Saturday, August 6, 2011

Finding a Prescription for the U.S.'s 'Liquidity Trap' - WSJ.com

THE PELOSI VIEW THAT HAS TO CHANGE AND WHY THE OFFERED PRESCRIPTIONS ARE DOOMED TO FAIL UNDER DEMOCRATIC LIBERALISM: Finding a Prescription for the U.S.'s 'Liquidity Trap' - WSJ.com

Aren't we missing something here?

In other words, take option 3 with a little inflation. It is true that in the 1970's lenders always felt rates wouldn't rise as much as they did (the look-back behavior pattern) and as such, inflation raced ahead of interest rates.

But, at the same time, the economy didn't get going - there was 'stagflation'.

This time the problem sits in the economic and fiscal policies coming out of Washington.

From a Fred Barnes article this past week:
"Ms. Pelosi was melodramatic in her attacks on the cuts in domestic spending that Republicans attached to the debt measure. Her comment that Democrats were trying "to save life on this planet as we know it" was widely reported."

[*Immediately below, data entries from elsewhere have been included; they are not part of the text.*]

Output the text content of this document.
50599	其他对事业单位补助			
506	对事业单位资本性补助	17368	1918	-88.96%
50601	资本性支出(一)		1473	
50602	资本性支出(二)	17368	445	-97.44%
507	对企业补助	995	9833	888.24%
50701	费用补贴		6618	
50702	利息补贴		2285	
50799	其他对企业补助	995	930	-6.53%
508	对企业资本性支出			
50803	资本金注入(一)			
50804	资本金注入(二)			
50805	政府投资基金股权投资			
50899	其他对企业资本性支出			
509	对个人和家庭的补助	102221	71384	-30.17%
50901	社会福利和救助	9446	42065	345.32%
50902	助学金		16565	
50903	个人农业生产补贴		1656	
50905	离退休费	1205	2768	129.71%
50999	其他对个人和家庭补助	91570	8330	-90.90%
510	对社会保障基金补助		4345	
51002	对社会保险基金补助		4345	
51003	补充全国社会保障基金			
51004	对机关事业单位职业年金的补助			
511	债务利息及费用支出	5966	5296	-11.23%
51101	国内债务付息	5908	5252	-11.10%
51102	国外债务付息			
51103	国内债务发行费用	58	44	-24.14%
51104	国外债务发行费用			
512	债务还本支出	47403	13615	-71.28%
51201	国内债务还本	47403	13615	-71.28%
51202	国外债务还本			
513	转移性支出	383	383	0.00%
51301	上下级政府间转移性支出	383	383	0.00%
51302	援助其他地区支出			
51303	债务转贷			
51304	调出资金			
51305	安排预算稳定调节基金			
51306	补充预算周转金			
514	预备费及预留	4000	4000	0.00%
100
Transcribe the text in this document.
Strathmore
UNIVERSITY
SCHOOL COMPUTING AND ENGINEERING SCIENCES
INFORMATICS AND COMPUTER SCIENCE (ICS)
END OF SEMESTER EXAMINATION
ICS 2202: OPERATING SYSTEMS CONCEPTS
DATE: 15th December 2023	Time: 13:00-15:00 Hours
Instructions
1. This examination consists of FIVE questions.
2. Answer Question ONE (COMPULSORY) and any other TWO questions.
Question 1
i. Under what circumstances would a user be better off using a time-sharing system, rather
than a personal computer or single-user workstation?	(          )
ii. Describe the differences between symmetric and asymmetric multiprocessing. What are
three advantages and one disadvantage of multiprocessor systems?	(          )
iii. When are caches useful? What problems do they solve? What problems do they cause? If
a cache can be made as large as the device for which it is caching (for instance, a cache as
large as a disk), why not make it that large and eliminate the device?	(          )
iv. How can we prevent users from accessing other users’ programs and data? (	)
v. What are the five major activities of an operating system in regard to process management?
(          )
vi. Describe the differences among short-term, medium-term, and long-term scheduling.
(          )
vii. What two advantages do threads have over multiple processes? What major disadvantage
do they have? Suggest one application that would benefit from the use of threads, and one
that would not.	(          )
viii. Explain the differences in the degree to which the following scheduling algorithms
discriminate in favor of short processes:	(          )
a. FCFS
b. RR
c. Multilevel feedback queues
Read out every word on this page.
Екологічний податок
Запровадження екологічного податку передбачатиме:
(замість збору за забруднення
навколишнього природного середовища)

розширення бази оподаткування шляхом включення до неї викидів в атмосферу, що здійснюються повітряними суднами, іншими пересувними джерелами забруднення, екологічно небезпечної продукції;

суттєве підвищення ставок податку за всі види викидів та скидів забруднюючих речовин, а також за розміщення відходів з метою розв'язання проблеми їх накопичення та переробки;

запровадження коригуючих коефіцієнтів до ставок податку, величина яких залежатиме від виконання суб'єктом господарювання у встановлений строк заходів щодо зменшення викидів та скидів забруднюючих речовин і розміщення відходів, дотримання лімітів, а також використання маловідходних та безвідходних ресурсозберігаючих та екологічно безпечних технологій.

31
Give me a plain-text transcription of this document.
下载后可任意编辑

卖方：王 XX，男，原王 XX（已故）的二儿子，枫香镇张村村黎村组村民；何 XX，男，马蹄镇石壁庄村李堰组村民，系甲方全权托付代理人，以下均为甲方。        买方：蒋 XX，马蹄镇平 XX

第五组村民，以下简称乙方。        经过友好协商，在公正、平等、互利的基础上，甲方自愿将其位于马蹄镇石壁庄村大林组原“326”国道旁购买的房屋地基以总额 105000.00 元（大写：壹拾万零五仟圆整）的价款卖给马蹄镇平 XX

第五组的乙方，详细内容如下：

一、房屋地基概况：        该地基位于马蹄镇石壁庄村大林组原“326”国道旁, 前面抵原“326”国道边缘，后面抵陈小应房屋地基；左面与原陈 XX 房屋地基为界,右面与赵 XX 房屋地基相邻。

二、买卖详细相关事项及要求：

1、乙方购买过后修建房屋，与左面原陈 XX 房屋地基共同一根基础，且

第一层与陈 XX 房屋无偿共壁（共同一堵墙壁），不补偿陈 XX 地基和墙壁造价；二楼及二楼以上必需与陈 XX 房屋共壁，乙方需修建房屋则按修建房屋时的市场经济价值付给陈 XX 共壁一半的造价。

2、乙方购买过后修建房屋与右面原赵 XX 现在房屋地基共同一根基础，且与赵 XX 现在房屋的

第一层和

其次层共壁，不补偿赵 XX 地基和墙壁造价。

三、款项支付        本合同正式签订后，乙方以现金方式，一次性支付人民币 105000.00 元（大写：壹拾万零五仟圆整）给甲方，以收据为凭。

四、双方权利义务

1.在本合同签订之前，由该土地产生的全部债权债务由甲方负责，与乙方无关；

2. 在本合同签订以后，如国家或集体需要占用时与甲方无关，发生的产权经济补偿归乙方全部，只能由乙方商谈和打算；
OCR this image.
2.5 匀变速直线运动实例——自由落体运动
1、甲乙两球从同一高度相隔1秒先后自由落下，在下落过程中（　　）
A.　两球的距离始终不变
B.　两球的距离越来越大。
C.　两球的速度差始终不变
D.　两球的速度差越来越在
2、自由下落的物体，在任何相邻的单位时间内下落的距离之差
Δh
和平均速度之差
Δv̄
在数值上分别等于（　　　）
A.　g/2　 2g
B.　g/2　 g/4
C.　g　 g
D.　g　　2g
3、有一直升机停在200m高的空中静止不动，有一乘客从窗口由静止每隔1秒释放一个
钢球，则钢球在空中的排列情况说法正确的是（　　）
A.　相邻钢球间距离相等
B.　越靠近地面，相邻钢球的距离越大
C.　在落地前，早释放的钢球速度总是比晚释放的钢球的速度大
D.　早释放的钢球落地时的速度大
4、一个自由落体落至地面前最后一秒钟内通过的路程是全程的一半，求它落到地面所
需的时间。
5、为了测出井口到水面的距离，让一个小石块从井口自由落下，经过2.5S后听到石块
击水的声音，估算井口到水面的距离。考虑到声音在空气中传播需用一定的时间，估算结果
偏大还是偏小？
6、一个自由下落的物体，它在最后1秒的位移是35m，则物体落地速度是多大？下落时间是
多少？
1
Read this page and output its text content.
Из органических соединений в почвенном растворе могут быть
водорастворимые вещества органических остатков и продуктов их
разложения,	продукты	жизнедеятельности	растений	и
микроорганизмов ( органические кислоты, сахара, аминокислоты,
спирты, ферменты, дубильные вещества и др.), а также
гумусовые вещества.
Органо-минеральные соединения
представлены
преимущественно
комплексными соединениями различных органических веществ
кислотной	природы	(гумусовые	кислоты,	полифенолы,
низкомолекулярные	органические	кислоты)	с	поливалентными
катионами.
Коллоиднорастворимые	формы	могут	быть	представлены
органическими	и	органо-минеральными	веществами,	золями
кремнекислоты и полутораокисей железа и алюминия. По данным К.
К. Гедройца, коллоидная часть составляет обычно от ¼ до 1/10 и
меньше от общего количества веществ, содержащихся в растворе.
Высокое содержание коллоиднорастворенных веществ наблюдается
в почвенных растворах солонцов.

The US isn't business friendly. The idea of being business friendly runs counter to the liberals view that they know better than markets and equality of outcome is equivalent to and more important than equality of opportunity.

One has to be blind to evidence that business-friendly, investor-friendly policies bring about growth and new jobs and opportunities; and, policies that try to protect every grandma and illiterate don't produce growth.

But, too many people support Pelosi and her views and these aren't the people who create jobs, they are the people who look to government to protect them and support them.

As such, until there is a balance between what is left the economic farmer to grow his next year's crop and what is taken from the farmer to support those not working, the problems with the money trap will persist.

The 1930s and 1970s both point to the oppressive level of government as a more serious cause of economic malaise than we want to confront as a society right now - except perhaps for the Tea Party.